Pharmacology - ANTIARRHYTHMIC DRUGS (MADE EASY)

Speed Pharmacology

9 Jan 201723:15

Summary

TLDRThis lecture delves into the world of antiarrhythmic drugs, explaining the heart's electrical system and how it controls the heartbeat. It covers the role of specialized cells, the conduction system, and the action potential differences between pacemaker and cardiac muscle cells. The script also explores arrhythmias, their mechanisms, and the Vaughan Williams classification of antiarrhythmic drugs, detailing the function and effects of each class.
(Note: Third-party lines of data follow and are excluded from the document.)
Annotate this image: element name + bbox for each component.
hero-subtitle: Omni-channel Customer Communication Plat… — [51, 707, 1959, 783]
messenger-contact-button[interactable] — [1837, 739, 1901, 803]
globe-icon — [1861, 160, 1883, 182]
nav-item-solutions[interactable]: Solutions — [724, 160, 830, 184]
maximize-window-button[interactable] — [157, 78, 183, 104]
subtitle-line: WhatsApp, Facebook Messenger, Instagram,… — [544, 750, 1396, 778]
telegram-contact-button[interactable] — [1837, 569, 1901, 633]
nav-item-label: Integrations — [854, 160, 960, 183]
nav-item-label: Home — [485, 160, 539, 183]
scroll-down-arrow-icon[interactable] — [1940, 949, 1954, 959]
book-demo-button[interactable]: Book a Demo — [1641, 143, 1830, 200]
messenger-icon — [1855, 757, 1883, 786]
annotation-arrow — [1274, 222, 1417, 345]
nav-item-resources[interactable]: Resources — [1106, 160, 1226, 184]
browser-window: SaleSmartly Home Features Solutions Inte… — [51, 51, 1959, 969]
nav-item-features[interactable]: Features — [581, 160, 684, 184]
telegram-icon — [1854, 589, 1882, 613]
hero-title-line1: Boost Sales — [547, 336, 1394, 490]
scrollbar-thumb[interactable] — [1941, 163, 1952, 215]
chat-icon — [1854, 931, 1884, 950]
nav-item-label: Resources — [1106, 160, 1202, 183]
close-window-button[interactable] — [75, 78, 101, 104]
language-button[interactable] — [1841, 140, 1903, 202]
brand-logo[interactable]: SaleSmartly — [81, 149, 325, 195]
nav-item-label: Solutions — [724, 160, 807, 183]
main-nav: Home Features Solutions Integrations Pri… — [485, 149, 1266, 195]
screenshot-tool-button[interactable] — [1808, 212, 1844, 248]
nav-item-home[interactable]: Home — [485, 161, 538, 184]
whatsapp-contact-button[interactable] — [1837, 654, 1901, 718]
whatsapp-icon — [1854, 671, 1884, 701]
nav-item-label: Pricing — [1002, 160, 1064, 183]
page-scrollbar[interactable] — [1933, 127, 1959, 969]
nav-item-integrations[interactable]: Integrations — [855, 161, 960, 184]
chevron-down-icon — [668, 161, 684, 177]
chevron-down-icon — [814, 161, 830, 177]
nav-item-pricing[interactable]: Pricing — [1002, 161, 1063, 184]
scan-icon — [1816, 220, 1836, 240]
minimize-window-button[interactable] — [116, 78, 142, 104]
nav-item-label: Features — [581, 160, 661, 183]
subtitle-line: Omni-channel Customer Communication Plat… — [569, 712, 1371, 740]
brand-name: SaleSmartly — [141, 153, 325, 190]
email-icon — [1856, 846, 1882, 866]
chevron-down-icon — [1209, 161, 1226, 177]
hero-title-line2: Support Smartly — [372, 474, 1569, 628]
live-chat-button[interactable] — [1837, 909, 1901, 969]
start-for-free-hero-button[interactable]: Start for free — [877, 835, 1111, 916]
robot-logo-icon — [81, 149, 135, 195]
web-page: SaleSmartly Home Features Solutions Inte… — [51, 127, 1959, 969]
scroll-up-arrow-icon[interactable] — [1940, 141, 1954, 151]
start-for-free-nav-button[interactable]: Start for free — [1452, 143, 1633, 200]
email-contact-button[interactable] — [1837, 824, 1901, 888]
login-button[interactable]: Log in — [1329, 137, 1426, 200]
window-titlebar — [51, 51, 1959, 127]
Additionally, it touches on other agents like Digoxin, Adenosine, and Magnesium Sulfate, concluding with their applications in treating various cardiac conditions.

Takeaways

💓 The heart's pumping action is controlled by its electrical system, involving specialized cells that generate and transmit electrical impulses to the cardiac muscle.
🔌 The cardiac conduction system consists of five elements: the sinoatrial (SA) node, atrioventricular (AV) node, bundle of His, bundle branches, and Purkinje fibers, which coordinate the heart's rhythm.
📈 The normal heart rhythm is initiated by the SA node and is represented on an electrocardiogram (ECG) by the P wave for atrial contraction, the PR interval for AV node delay, the QRS complex for ventricular contraction, and the T wave for ventricular recovery.
🔑 Cardiac cells are divided into contractile cells that generate force for heart contraction and conducting cells that initiate electrical impulses, with the latter exhibiting automaticity.
🌡️ The action potential of pacemaker cells differs from that of cardiac muscle cells, with pacemaker cells having a resting membrane potential of about -60 mV and undergoing a unique depolarization process.
🚫 Arrhythmias are deviations from the normal heart rhythm, classified as bradyarrhythmias (<60 bpm) or tachyarrhythmias (>100 bpm), with the latter involving mechanisms like abnormal automaticity, triggered activity, and reentry.
🛡️ Vaughan Williams classification categorizes antiarrhythmic drugs into four classes based on their primary mechanism of action, influencing sodium and calcium channels, and potassium channels, among others.
💊 Class 1 antiarrhythmics, such as Procainamide, Quinidine, and Disopyramide, work by blocking sodium channels to slow down depolarization and are used for various arrhythmias but can cause adverse effects.
🛡️ Class 2 drugs are beta blockers that reduce heart rate and contractility, useful for arrhythmias caused by increased sympathetic activity, with examples like Propranolol and Metoprolol.
🔋 Class 3 agents, including Amiodarone and Dronedarone, block potassium channels to prolong the action potential and are effective against atrial fibrillation and ventricular tachyarrhythmias but can have significant side effects.
🚰 Class 4 drugs, like Verapamil and Diltiazem, block calcium channels to slow conduction in the SA and AV nodes, treating supraventricular tachycardia and atrial fibrillation.
🌿 Other antiarrhythmic agents not fitting into the Vaughan Williams classes include Digoxin, which enhances contractility and slows AV node conduction, Adenosine for acute supraventricular tachycardia, and Magnesium Sulfate for specific arrhythmias like torsades de pointes.